The algorithm would take this as input and build a tree with each node representing one token between the /
's. Each leaf would be a valid endpoint.
Then when the user passes in something like guest/abc/friends
it would traverse the tree starting from the root, then look for a guest
node attached to the root, if it exists go to node guest
, if guest
here guest would have a wildcard
node, so if abc
did not match with any of guest
's nodes but there was a wildcard
node present it would go to the wildcard
. Then it would look from wildcard
to see if it had a friends
node, if so go there. Then if friends
is a leaf node it would return the corresponding method.
Does this algorithm makes sense? I'm wondering what the runtime of the lookup would be. I'm thinking it would be O(n) where n is the number of tokens in the param that was passed in.

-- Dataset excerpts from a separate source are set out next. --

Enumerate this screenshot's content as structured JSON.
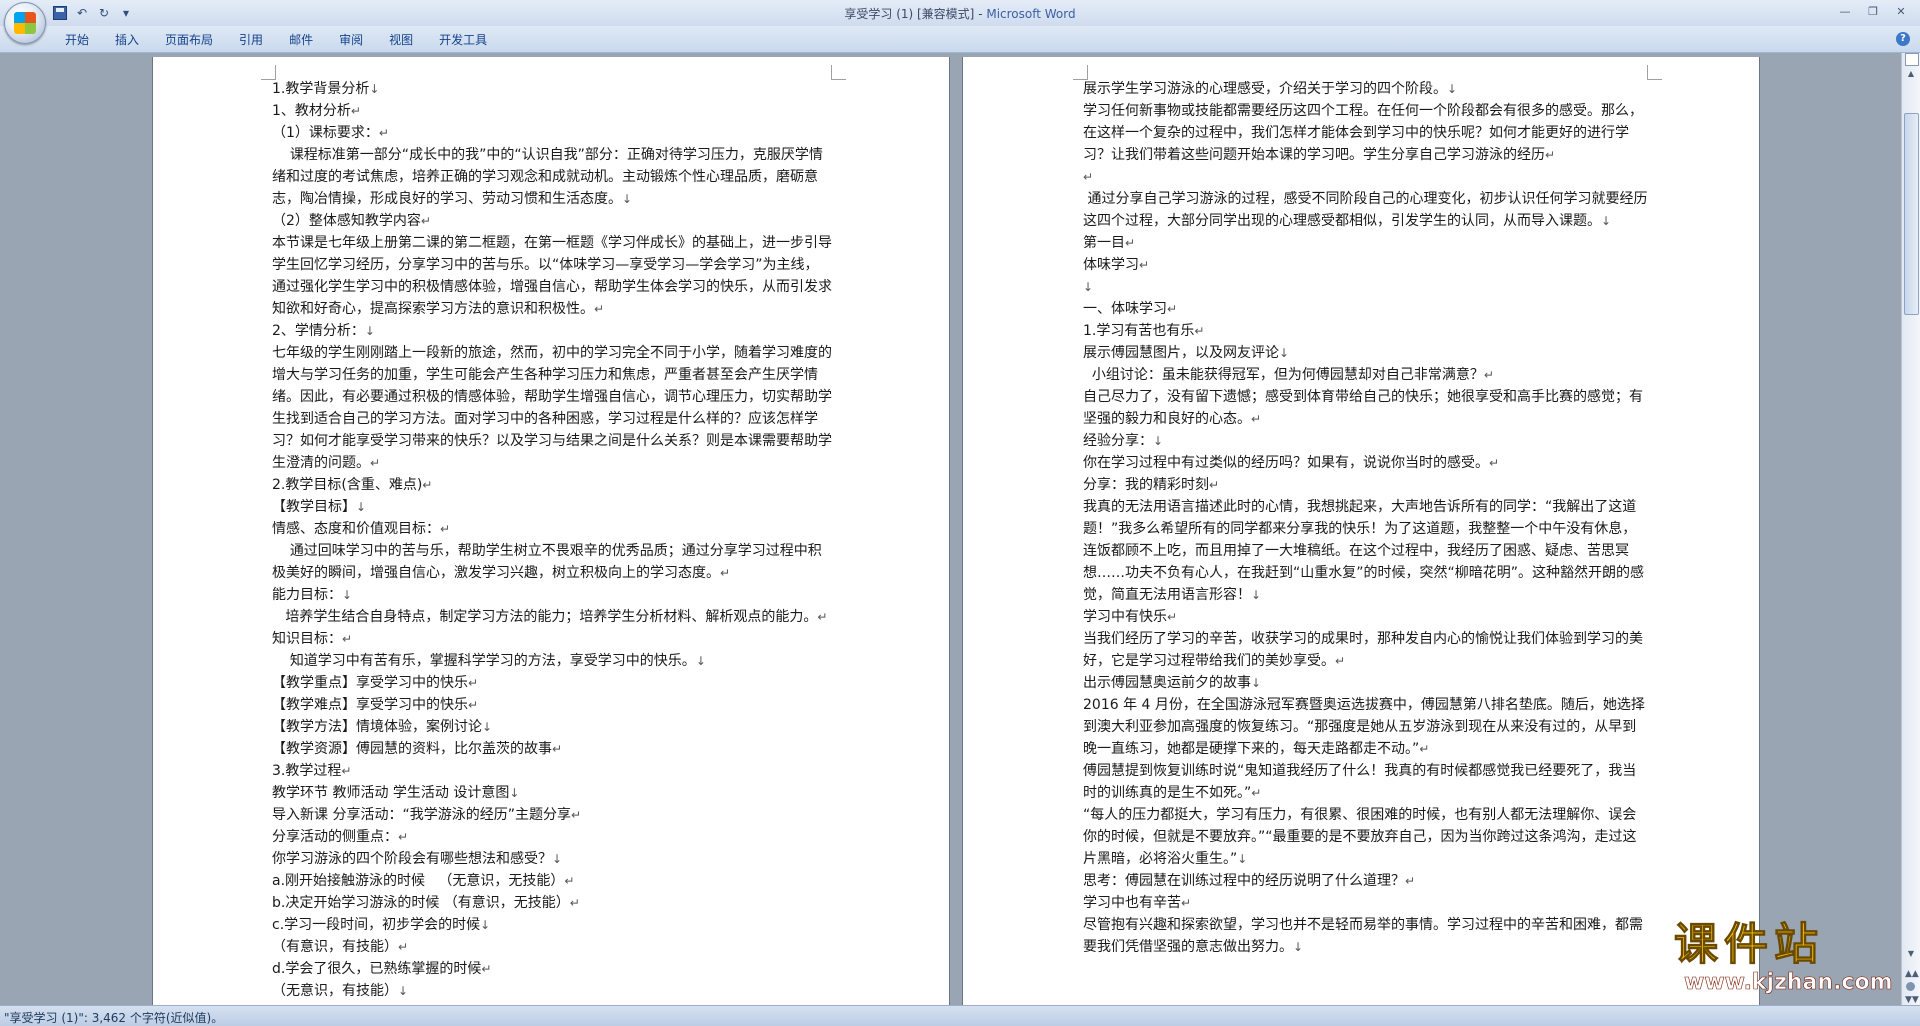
{
  "window": {
    "title_doc": "享受学习 (1) [兼容模式]",
    "title_sep": " - ",
    "title_app": "Microsoft Word"
  },
  "ribbon": {
    "tabs": [
      "开始",
      "插入",
      "页面布局",
      "引用",
      "邮件",
      "审阅",
      "视图",
      "开发工具"
    ]
  },
  "document": {
    "left_page": [
      "1.教学背景分析",
      "1、教材分析",
      "（1）课标要求：",
      "    课程标准第一部分“成长中的我”中的“认识自我”部分：正确对待学习压力，克服厌学情绪和过度的考试焦虑，培养正确的学习观念和成就动机。主动锻炼个性心理品质，磨砺意志，陶冶情操，形成良好的学习、劳动习惯和生活态度。",
      "（2）整体感知教学内容",
      "本节课是七年级上册第二课的第二框题，在第一框题《学习伴成长》的基础上，进一步引导学生回忆学习经历，分享学习中的苦与乐。以“体味学习—享受学习—学会学习”为主线，通过强化学生学习中的积极情感体验，增强自信心，帮助学生体会学习的快乐，从而引发求知欲和好奇心，提高探索学习方法的意识和积极性。",
      "2、学情分析：",
      "七年级的学生刚刚踏上一段新的旅途，然而，初中的学习完全不同于小学，随着学习难度的增大与学习任务的加重，学生可能会产生各种学习压力和焦虑，严重者甚至会产生厌学情绪。因此，有必要通过积极的情感体验，帮助学生增强自信心，调节心理压力，切实帮助学生找到适合自己的学习方法。面对学习中的各种困惑，学习过程是什么样的？应该怎样学习？如何才能享受学习带来的快乐？以及学习与结果之间是什么关系？则是本课需要帮助学生澄清的问题。",
      "2.教学目标(含重、难点)",
      "【教学目标】",
      "情感、态度和价值观目标：",
      "    通过回味学习中的苦与乐，帮助学生树立不畏艰辛的优秀品质；通过分享学习过程中积极美好的瞬间，增强自信心，激发学习兴趣，树立积极向上的学习态度。",
      "能力目标：",
      "   培养学生结合自身特点，制定学习方法的能力；培养学生分析材料、解析观点的能力。",
      "知识目标：",
      "    知道学习中有苦有乐，掌握科学学习的方法，享受学习中的快乐。",
      "【教学重点】享受学习中的快乐",
      "【教学难点】享受学习中的快乐",
      "【教学方法】情境体验，案例讨论",
      "【教学资源】傅园慧的资料，比尔盖茨的故事",
      "3.教学过程",
      "教学环节 教师活动 学生活动 设计意图",
      "导入新课 分享活动：“我学游泳的经历”主题分享",
      "分享活动的侧重点：",
      "你学习游泳的四个阶段会有哪些想法和感受？",
      "a.刚开始接触游泳的时候   （无意识，无技能）",
      "b.决定开始学习游泳的时候 （有意识，无技能）",
      "c.学习一段时间，初步学会的时候",
      "（有意识，有技能）",
      "d.学会了很久，已熟练掌握的时候",
      "（无意识，有技能）"
    ],
    "right_page": [
      "展示学生学习游泳的心理感受，介绍关于学习的四个阶段。",
      "学习任何新事物或技能都需要经历这四个工程。在任何一个阶段都会有很多的感受。那么，在这样一个复杂的过程中，我们怎样才能体会到学习中的快乐呢？如何才能更好的进行学习？让我们带着这些问题开始本课的学习吧。学生分享自己学习游泳的经历",
      "",
      " 通过分享自己学习游泳的过程，感受不同阶段自己的心理变化，初步认识任何学习就要经历这四个过程，大部分同学出现的心理感受都相似，引发学生的认同，从而导入课题。",
      "第一目",
      "体味学习",
      "",
      "一、体味学习",
      "1.学习有苦也有乐",
      "展示傅园慧图片，以及网友评论",
      "  小组讨论：虽未能获得冠军，但为何傅园慧却对自己非常满意？",
      "自己尽力了，没有留下遗憾；感受到体育带给自己的快乐；她很享受和高手比赛的感觉；有坚强的毅力和良好的心态。",
      "经验分享：",
      "你在学习过程中有过类似的经历吗？如果有，说说你当时的感受。",
      "分享：我的精彩时刻",
      "我真的无法用语言描述此时的心情，我想挑起来，大声地告诉所有的同学：“我解出了这道题！”我多么希望所有的同学都来分享我的快乐！为了这道题，我整整一个中午没有休息，连饭都顾不上吃，而且用掉了一大堆稿纸。在这个过程中，我经历了困惑、疑虑、苦思冥想……功夫不负有心人，在我赶到“山重水复”的时候，突然“柳暗花明”。这种豁然开朗的感觉，简直无法用语言形容！",
      "学习中有快乐",
      "当我们经历了学习的辛苦，收获学习的成果时，那种发自内心的愉悦让我们体验到学习的美好，它是学习过程带给我们的美妙享受。",
      "出示傅园慧奥运前夕的故事",
      "2016 年 4 月份，在全国游泳冠军赛暨奥运选拔赛中，傅园慧第八排名垫底。随后，她选择到澳大利亚参加高强度的恢复练习。“那强度是她从五岁游泳到现在从来没有过的，从早到晚一直练习，她都是硬撑下来的，每天走路都走不动。”",
      "傅园慧提到恢复训练时说“鬼知道我经历了什么！我真的有时候都感觉我已经要死了，我当时的训练真的是生不如死。”",
      "“每人的压力都挺大，学习有压力，有很累、很困难的时候，也有别人都无法理解你、误会你的时候，但就是不要放弃。”“最重要的是不要放弃自己，因为当你跨过这条鸿沟，走过这片黑暗，必将浴火重生。”",
      "思考：傅园慧在训练过程中的经历说明了什么道理？",
      "学习中也有辛苦",
      "尽管抱有兴趣和探索欲望，学习也并不是轻而易举的事情。学习过程中的辛苦和困难，都需要我们凭借坚强的意志做出努力。"
    ]
  },
  "statusbar": {
    "text": "\"享受学习 (1)\": 3,462 个字符(近似值)。"
  },
  "watermark": {
    "title": "课件站",
    "url": "www.kjzhan.com"
  },
  "icons": {
    "office_button": "office-logo-icon",
    "save": "save-icon",
    "undo": "undo-icon",
    "redo": "redo-icon",
    "customize": "dropdown-arrow-icon",
    "minimize": "minimize-icon",
    "restore": "restore-icon",
    "close": "close-icon",
    "help": "help-icon"
  }
}
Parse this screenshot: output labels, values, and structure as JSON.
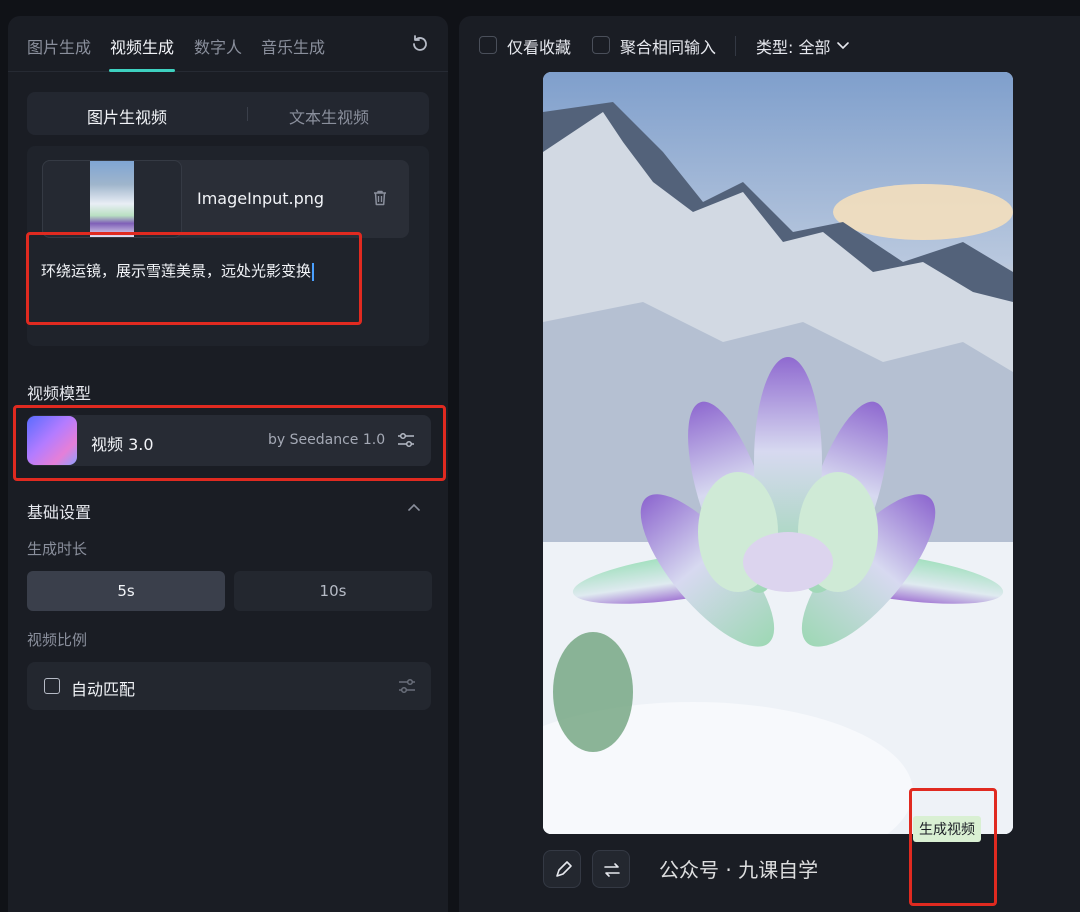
{
  "tabs": [
    "图片生成",
    "视频生成",
    "数字人",
    "音乐生成"
  ],
  "mode_tabs": [
    "图片生视频",
    "文本生视频"
  ],
  "file": {
    "name": "ImageInput.png"
  },
  "prompt": "环绕运镜，展示雪莲美景，远处光影变换",
  "model_section": {
    "title": "视频模型",
    "name": "视频 3.0",
    "by": "by Seedance 1.0"
  },
  "basic_settings": {
    "title": "基础设置",
    "duration_label": "生成时长",
    "durations": [
      "5s",
      "10s"
    ],
    "ratio_label": "视频比例",
    "ratio_value": "自动匹配"
  },
  "filters": {
    "favorites": "仅看收藏",
    "merge": "聚合相同输入",
    "type": "类型: 全部"
  },
  "tooltip": "生成视频",
  "watermark": "公众号 · 九课自学"
}
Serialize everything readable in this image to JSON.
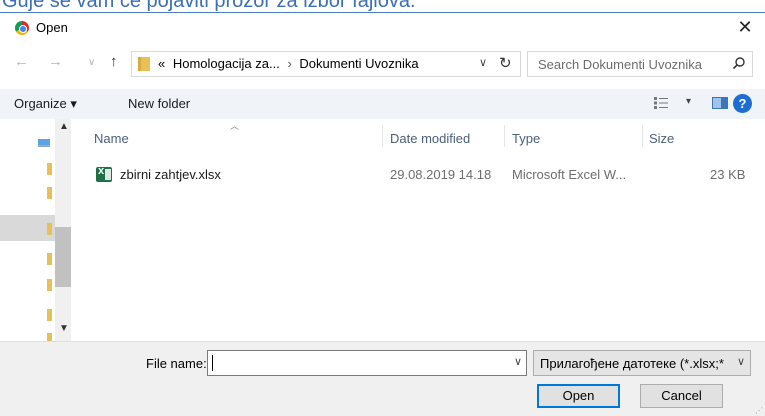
{
  "background": {
    "caption": "Guje se vam će pojaviti prozor za izbor fajlova."
  },
  "window": {
    "title": "Open",
    "close_glyph": "✕"
  },
  "navigation": {
    "back_glyph": "←",
    "forward_glyph": "→",
    "recent_glyph": "∨",
    "up_glyph": "↑",
    "breadcrumb_prefix": "«",
    "breadcrumbs": [
      "Homologacija za...",
      "Dokumenti Uvoznika"
    ],
    "separator": "›",
    "dropdown_glyph": "∨",
    "refresh_glyph": "↻"
  },
  "search": {
    "placeholder": "Search Dokumenti Uvoznika"
  },
  "toolbar": {
    "organize_label": "Organize ▾",
    "new_folder_label": "New folder",
    "view_dropdown_glyph": "▾",
    "help_glyph": "?"
  },
  "columns": {
    "name": "Name",
    "date_modified": "Date modified",
    "type": "Type",
    "size": "Size"
  },
  "files": [
    {
      "name": "zbirni zahtjev.xlsx",
      "date_modified": "29.08.2019 14.18",
      "type": "Microsoft Excel W...",
      "size": "23 KB",
      "icon": "excel-file-icon"
    }
  ],
  "footer": {
    "file_name_label": "File name:",
    "file_name_value": "",
    "file_type_filter": "Прилагођене датотеке (*.xlsx;*",
    "open_label": "Open",
    "cancel_label": "Cancel"
  },
  "colors": {
    "accent": "#0078d7",
    "toolbar_bg": "#f0f4f9",
    "excel": "#1e7145"
  }
}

Here is an image of the graph I would build based on the input above. Each diamond represents an endpoint method.
Thanks for any help!
Worst look up time will be O(E+N) where E is number if edges and N is number of nodes. Becuase We don't know how many nodes are there at each level. So by your algorithm you find first node in desired sequence by doing level search as you don't have any parameter to check for to going through desired path. (I know number of nodes are going to reduce each time I go down by one level but by how many is uncertain in this case) It's Not even n-array.
Wild card won't help in reducing time complexity of worst case and will be uncertain to know the best case of a tree. Wild card checking takes constant time and it won't count in run time.
Now algorithm looks bit confusing what will you do when you have two options
1) you have natural matched node 2) you have wild card node.
On same level , where you will go? Assume you we go in direction first you encountered. But what if It is not the actual path you get to know at last node so you backtrack it . To avoid that you will keep mark of number of available paths at each level by BFS and do the search. So Worst Case time complexity would be O(E+N) provided you have handled all the cases.